FDA advisers vote unanimously in support of over-the-counter birth-control pill
Advisers for the US Food and Drug Administration voted unanimously on Wednesday in support of making the birth-control pill Opill available over-the-counter, saying the benefits outweigh the risks.
Two FDA advisory panels agreed that people would use Opill safely and effectively and said groups such as adolescents and those with limited literacy would be able to take the pill at the same time every day without help from a health care worker.
The advisers were asked to vote on whether people were likely to use the tablet properly so that the benefits would exceed the risks. Seventeen voted yes. Zero voted no or abstained.
Opill manufacturer Perrigo hailed the vote as a “groundbreaking” move for women’s health.
“Perrigo is proud to lead the way in making contraception more accessible to women in the U.S.,” Murray Kessler, Perrigo’s president and CEO, said in a statement. “We are motivated by the millions of people who need easy access to safe and effective contraception.”
The FDA doesn’t have to follow its advisers’ advice, but it often does. It is expected to decide whether to approve the over-the-counter pill this summer.
If it’s approved, this will be the first birth-control pill available over the counter in the United States. Opill is a “mini-pill” that uses only the hormone progestin.
At Wednesday’s meeting, Dr. Margery Gass of the University of Cincinnati College of Medicine thanked the FDA for its consideration of switching Opill to an over-the-counter product.
“I think this represents a landmark in our history of women’s health. Unwanted pregnancies can really derail a woman’s life, and especially an adolescent’s life,” she said.
The FDA has faced pressure to allow Opill to go over-the-counter from lawmakers as well as health care providers.
Unwanted pregnancies are a public health issue in the US, where almost half of all pregnancies are unintended, and rates are especially high among lower-income women, Black women and those who haven’t completed high school.
In March 2022, 59 members of Congress wrote a letter to FDA Commissioner Dr. Robert Califf about OTC contraception.
“This is a critical issue for reproductive health, rights, and justice. Despite decades of proven safety and effectiveness, people still face immense barriers to getting birth control due to systemic inequities in our healthcare system,” the lawmakers wrote.
A recent study showed that it’s become harder for women to access reproductive health care services more broadly – such as routine screenings and birth control – in recent years.
About 45% of women experienced at least one barrier to reproductive health care services in 2021, up 10% from 2017. Nearly 19% reported at least three barriers in 2021, up from 16% in 2017.
Increasing reproductive access for women and adolescents was a resounding theme among the FDA advisers.
“We can take this opportunity to increase access, reduce disparities and, most importantly, increase the reproductive autonomy of the women of our nation,” said Dr. Jolie Haun of the James A. Haley Veterans’ Hospital and the University of Utah.
Dr. Karen Murray, deputy director of the FDA’s Office of Nonprescription Drugs, said the agency understands the importance of “increased access to effective contraception” but hinted that the FDA would need more data from the manufacturer.
Some of the advisers and FDA scientists expressed concern that some of Perrigo’s data was unreliable due to overreporting of “improbable dosing.”
Murray said the lack of sufficient information from the study poses challenges for approval.
“It would have been a much easier time for the agency if the applicant had submitted a development program and an actual use study that was very easy to interpret and did not have so many challenges. But that was not what happened for us. And so the FDA has been put in a very difficult position of trying to determine whether it is likely that women will use this product safely and effectively in the nonprescription setting,” she said. “But I wanted to again emphasize that FDA does realize how very important women’s health is and how important it is to try to increase access to effective contraception for US women.”
Ultimately, the advisers said, they don’t want further studies of Opill to delay the availability of the product in an over-the-counter setting.
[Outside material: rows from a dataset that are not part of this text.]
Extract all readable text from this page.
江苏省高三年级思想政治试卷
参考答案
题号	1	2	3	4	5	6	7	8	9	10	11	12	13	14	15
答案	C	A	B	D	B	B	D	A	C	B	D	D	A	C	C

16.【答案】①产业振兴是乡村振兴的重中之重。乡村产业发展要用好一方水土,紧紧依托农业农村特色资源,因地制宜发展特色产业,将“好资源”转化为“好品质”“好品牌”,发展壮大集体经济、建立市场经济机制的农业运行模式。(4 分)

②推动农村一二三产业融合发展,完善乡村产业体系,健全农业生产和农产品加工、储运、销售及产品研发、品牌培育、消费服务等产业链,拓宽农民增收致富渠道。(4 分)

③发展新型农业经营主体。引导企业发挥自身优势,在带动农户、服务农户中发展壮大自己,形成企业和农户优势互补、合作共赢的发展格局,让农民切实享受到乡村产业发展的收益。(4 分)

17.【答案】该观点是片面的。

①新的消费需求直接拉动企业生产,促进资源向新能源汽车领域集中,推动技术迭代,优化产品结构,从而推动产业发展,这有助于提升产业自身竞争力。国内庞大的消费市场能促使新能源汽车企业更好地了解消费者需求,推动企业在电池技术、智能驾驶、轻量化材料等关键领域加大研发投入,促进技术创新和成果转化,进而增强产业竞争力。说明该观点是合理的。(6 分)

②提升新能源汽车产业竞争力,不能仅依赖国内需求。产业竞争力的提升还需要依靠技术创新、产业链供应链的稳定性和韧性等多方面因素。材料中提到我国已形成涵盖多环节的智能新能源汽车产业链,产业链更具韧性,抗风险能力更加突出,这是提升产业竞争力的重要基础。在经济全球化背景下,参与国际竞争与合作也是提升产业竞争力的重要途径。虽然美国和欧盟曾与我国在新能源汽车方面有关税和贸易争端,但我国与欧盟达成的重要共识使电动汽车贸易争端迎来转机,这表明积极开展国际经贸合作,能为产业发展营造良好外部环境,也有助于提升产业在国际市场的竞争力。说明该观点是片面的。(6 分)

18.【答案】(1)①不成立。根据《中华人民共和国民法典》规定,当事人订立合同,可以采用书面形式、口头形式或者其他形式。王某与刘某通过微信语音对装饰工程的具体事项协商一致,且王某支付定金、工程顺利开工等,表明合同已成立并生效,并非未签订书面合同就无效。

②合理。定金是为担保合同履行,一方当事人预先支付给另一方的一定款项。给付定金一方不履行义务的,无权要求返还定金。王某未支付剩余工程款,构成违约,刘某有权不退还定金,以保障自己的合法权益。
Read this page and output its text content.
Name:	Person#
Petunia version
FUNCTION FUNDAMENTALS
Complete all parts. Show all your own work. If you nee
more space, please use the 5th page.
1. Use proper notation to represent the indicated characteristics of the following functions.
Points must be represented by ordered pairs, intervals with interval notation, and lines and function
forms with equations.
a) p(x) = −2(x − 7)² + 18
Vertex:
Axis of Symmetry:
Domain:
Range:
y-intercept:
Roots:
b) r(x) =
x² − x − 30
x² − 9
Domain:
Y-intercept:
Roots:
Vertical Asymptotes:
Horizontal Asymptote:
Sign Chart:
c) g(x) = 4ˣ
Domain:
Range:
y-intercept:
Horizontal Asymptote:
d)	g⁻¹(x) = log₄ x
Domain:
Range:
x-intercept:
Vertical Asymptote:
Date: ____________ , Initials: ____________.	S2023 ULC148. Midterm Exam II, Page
“I just wanted to say that the improbable dosing issue is important, and I don’t think it’s been adequately addressed and certainly leads to some uncertainty in the findings. But despite this, I would not recommend another actual use study this time, and I think we can make a decision on the totality of the evidence,” said Kate Curtis of the US Centers for Disease Control and Prevention.
Curtis said she voted yes because “Opill has the potential to have a huge positive public health impact.”
Earlier in the discussion, Dr. Leslie Walker-Harding of the University of Washington and Seattle Children’s Hospital said the pill is just as safe as many other medications available on store shelves.
“The safety profile is so good that we would need to take every other medicine off the market like Benadryl, ibuprofen, Tylenol, which causes deaths and people can get any amount of that without any oversight. And this is extremely safe, much safer than all three of those medications, and incorrect use still doesn’t appear to have problematic issues,” she said.
Dr. Katalin Roth of the George Washington University School of Medicine and Health Sciences also emphasized the safety of the pill over the 50 years it has been approved as a prescription drug in the US.
“The risks to women of an unintended pregnancy are much greater than any of the things we were discussing as risks of putting this pill out out over-the-counter,” she said. “The history of women’s contraception is a struggle for women’s control over their reproduction, and we need to trust women.”